I want to implement redundancy in my GitLab runners.
Before creating a new server I am trying with my local machine.
The current setup on my repository:
I want GitLab to chose the other runner when the selected is not working.
The thing is that GitLab is selecting the non-working runner and fail the pipeline without trying to run with the other runner.
How can I make this works?
Both runner are added:
But as the local runner (not working) is chosen, the pipeline fails:
This is an interesting edge case since the runner process itself is still healthy, but something while running a job is failing. The runner process won't know this happens until it retrieves a job and tries to run it, so it will keep try to run jobs, and keep failing.
Since neither the Runner process nor Gitlab can catch this edge case, the only option I can see is that when you see a failed job for this reason, pause the Runner in the project (like in your screenshot) or if you're an admin (or can ask an admin), pause it for the entire instance, assuming you're self-hosting Gitlab. This will prevent any new jobs from running on that Runner so you can troubleshoot the issue.

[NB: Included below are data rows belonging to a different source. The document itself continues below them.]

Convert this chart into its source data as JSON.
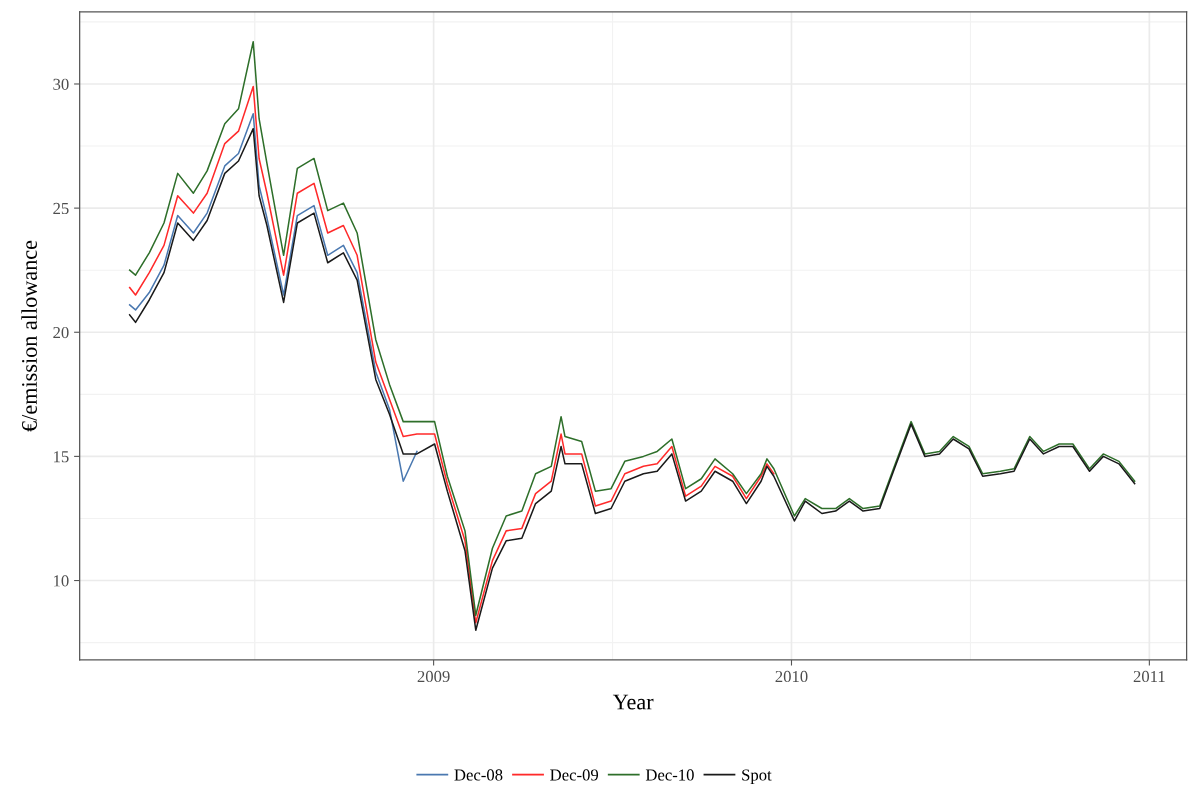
{
  "chart_data": {
    "type": "line",
    "xlabel": "Year",
    "ylabel": "€/emission allowance",
    "x": [
      "2008-02-26",
      "2008-03-03",
      "2008-03-17",
      "2008-04-01",
      "2008-04-15",
      "2008-05-01",
      "2008-05-15",
      "2008-06-02",
      "2008-06-16",
      "2008-07-01",
      "2008-07-07",
      "2008-07-15",
      "2008-08-01",
      "2008-08-15",
      "2008-09-01",
      "2008-09-15",
      "2008-10-01",
      "2008-10-15",
      "2008-11-03",
      "2008-11-17",
      "2008-12-01",
      "2008-12-15",
      "2009-01-02",
      "2009-01-15",
      "2009-02-02",
      "2009-02-13",
      "2009-03-02",
      "2009-03-16",
      "2009-04-01",
      "2009-04-15",
      "2009-05-01",
      "2009-05-11",
      "2009-05-15",
      "2009-06-01",
      "2009-06-15",
      "2009-07-01",
      "2009-07-15",
      "2009-08-03",
      "2009-08-17",
      "2009-09-01",
      "2009-09-15",
      "2009-10-01",
      "2009-10-15",
      "2009-11-02",
      "2009-11-16",
      "2009-12-01",
      "2009-12-07",
      "2009-12-14",
      "2010-01-04",
      "2010-01-15",
      "2010-02-01",
      "2010-02-15",
      "2010-03-01",
      "2010-03-15",
      "2010-04-01",
      "2010-04-15",
      "2010-05-03",
      "2010-05-17",
      "2010-06-01",
      "2010-06-15",
      "2010-07-01",
      "2010-07-15",
      "2010-08-02",
      "2010-08-16",
      "2010-09-01",
      "2010-09-15",
      "2010-10-01",
      "2010-10-15",
      "2010-11-01",
      "2010-11-15",
      "2010-12-01",
      "2010-12-17"
    ],
    "series": [
      {
        "name": "Dec-08",
        "color": "#4a78b0",
        "values": [
          21.1,
          20.9,
          21.6,
          22.7,
          24.7,
          24.0,
          24.8,
          26.7,
          27.2,
          28.8,
          25.9,
          24.6,
          21.5,
          24.7,
          25.1,
          23.1,
          23.5,
          22.4,
          18.4,
          16.9,
          14.0,
          15.2,
          null,
          null,
          null,
          null,
          null,
          null,
          null,
          null,
          null,
          null,
          null,
          null,
          null,
          null,
          null,
          null,
          null,
          null,
          null,
          null,
          null,
          null,
          null,
          null,
          null,
          null,
          null,
          null,
          null,
          null,
          null,
          null,
          null,
          null,
          null,
          null,
          null,
          null,
          null,
          null,
          null,
          null,
          null,
          null,
          null,
          null,
          null,
          null,
          null,
          null
        ]
      },
      {
        "name": "Dec-09",
        "color": "#ff2a2a",
        "values": [
          21.8,
          21.5,
          22.4,
          23.5,
          25.5,
          24.8,
          25.6,
          27.6,
          28.1,
          29.9,
          27.0,
          25.6,
          22.3,
          25.6,
          26.0,
          24.0,
          24.3,
          23.1,
          18.8,
          17.3,
          15.8,
          15.9,
          15.9,
          13.9,
          11.6,
          8.3,
          10.8,
          12.0,
          12.1,
          13.5,
          14.0,
          15.9,
          15.1,
          15.1,
          13.0,
          13.2,
          14.3,
          14.6,
          14.7,
          15.4,
          13.4,
          13.8,
          14.6,
          14.2,
          13.3,
          14.2,
          14.7,
          14.3,
          null,
          null,
          null,
          null,
          null,
          null,
          null,
          null,
          null,
          null,
          null,
          null,
          null,
          null,
          null,
          null,
          null,
          null,
          null,
          null,
          null,
          null,
          null,
          null
        ]
      },
      {
        "name": "Dec-10",
        "color": "#2e6f2a",
        "values": [
          22.5,
          22.3,
          23.2,
          24.4,
          26.4,
          25.6,
          26.5,
          28.4,
          29.0,
          31.7,
          28.6,
          26.8,
          23.1,
          26.6,
          27.0,
          24.9,
          25.2,
          24.0,
          19.7,
          17.9,
          16.4,
          16.4,
          16.4,
          14.2,
          12.0,
          8.6,
          11.3,
          12.6,
          12.8,
          14.3,
          14.6,
          16.6,
          15.8,
          15.6,
          13.6,
          13.7,
          14.8,
          15.0,
          15.2,
          15.7,
          13.7,
          14.1,
          14.9,
          14.3,
          13.5,
          14.3,
          14.9,
          14.5,
          12.6,
          13.3,
          12.9,
          12.9,
          13.3,
          12.9,
          13.0,
          14.5,
          16.4,
          15.1,
          15.2,
          15.8,
          15.4,
          14.3,
          14.4,
          14.5,
          15.8,
          15.2,
          15.5,
          15.5,
          14.5,
          15.1,
          14.8,
          14.0
        ]
      },
      {
        "name": "Spot",
        "color": "#1a1a1a",
        "values": [
          20.7,
          20.4,
          21.3,
          22.4,
          24.4,
          23.7,
          24.5,
          26.4,
          26.9,
          28.2,
          25.5,
          24.3,
          21.2,
          24.4,
          24.8,
          22.8,
          23.2,
          22.1,
          18.1,
          16.7,
          15.1,
          15.1,
          15.5,
          13.6,
          11.2,
          8.0,
          10.5,
          11.6,
          11.7,
          13.1,
          13.6,
          15.4,
          14.7,
          14.7,
          12.7,
          12.9,
          14.0,
          14.3,
          14.4,
          15.1,
          13.2,
          13.6,
          14.4,
          14.0,
          13.1,
          14.0,
          14.6,
          14.2,
          12.4,
          13.2,
          12.7,
          12.8,
          13.2,
          12.8,
          12.9,
          14.4,
          16.3,
          15.0,
          15.1,
          15.7,
          15.3,
          14.2,
          14.3,
          14.4,
          15.7,
          15.1,
          15.4,
          15.4,
          14.4,
          15.0,
          14.7,
          13.9
        ]
      }
    ],
    "xlim": [
      "2008-01-06",
      "2011-02-08"
    ],
    "xticks": [
      {
        "value": "2009-01-01",
        "label": "2009"
      },
      {
        "value": "2010-01-01",
        "label": "2010"
      },
      {
        "value": "2011-01-01",
        "label": "2011"
      }
    ],
    "ylim": [
      6.8,
      32.9
    ],
    "yticks": [
      10,
      15,
      20,
      25,
      30
    ],
    "grid": true,
    "legend": "bottom",
    "line_style": "solid",
    "marker": "none"
  }
}
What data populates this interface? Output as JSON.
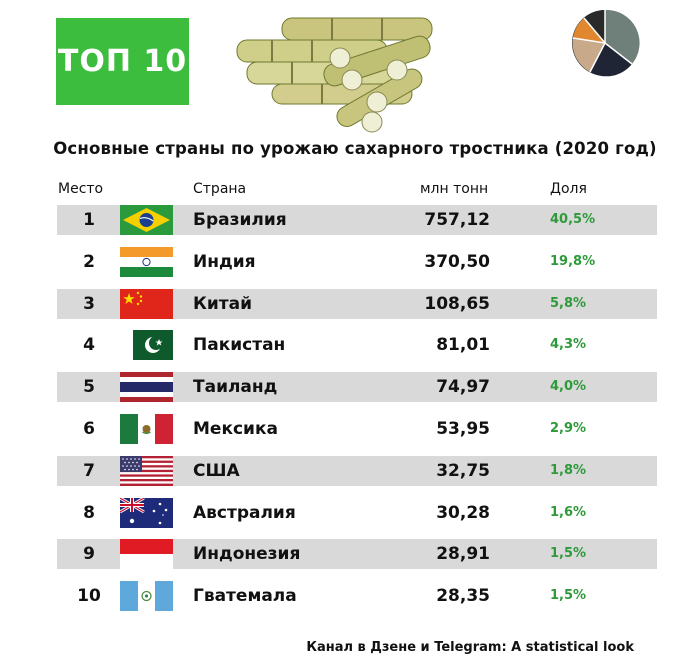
{
  "badge": "ТОП 10",
  "title": "Основные страны по урожаю сахарного тростника (2020 год)",
  "footer": "Канал в Дзене и Telegram: A statistical look",
  "chart_data": {
    "type": "table",
    "columns": [
      "Место",
      "Страна",
      "млн тонн",
      "Доля"
    ],
    "rows": [
      {
        "rank": "1",
        "country": "Бразилия",
        "value": "757,12",
        "share": "40,5%",
        "flag": "brazil"
      },
      {
        "rank": "2",
        "country": "Индия",
        "value": "370,50",
        "share": "19,8%",
        "flag": "india"
      },
      {
        "rank": "3",
        "country": "Китай",
        "value": "108,65",
        "share": "5,8%",
        "flag": "china"
      },
      {
        "rank": "4",
        "country": "Пакистан",
        "value": "81,01",
        "share": "4,3%",
        "flag": "pakistan"
      },
      {
        "rank": "5",
        "country": "Таиланд",
        "value": "74,97",
        "share": "4,0%",
        "flag": "thailand"
      },
      {
        "rank": "6",
        "country": "Мексика",
        "value": "53,95",
        "share": "2,9%",
        "flag": "mexico"
      },
      {
        "rank": "7",
        "country": "США",
        "value": "32,75",
        "share": "1,8%",
        "flag": "usa"
      },
      {
        "rank": "8",
        "country": "Австралия",
        "value": "30,28",
        "share": "1,6%",
        "flag": "australia"
      },
      {
        "rank": "9",
        "country": "Индонезия",
        "value": "28,91",
        "share": "1,5%",
        "flag": "indonesia"
      },
      {
        "rank": "10",
        "country": "Гватемала",
        "value": "28,35",
        "share": "1,5%",
        "flag": "guatemala"
      }
    ]
  },
  "colors": {
    "badge": "#3dbd3d",
    "share_text": "#2e9a3a",
    "row_shade": "#d9d9d9"
  }
}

This will let you run multiple Runner processes on different hosts (or even on the same host by specifying separate config.toml
files) so you can still get redundancy and speed up your pipelines.
Some quick searching shows that common issues causing this issue are the runner's host running out of disk space, or a Docker issue that might be solved by updating to the latest version. Making sure Gitlab and the runners are the latest available version wouldn't hurt either.
Another option you have is to submit a new Issue with Gitlab to see if they can address it. The desired situation would be that in the event of a runner system failure, the runner should become unhealthy and not process further jobs.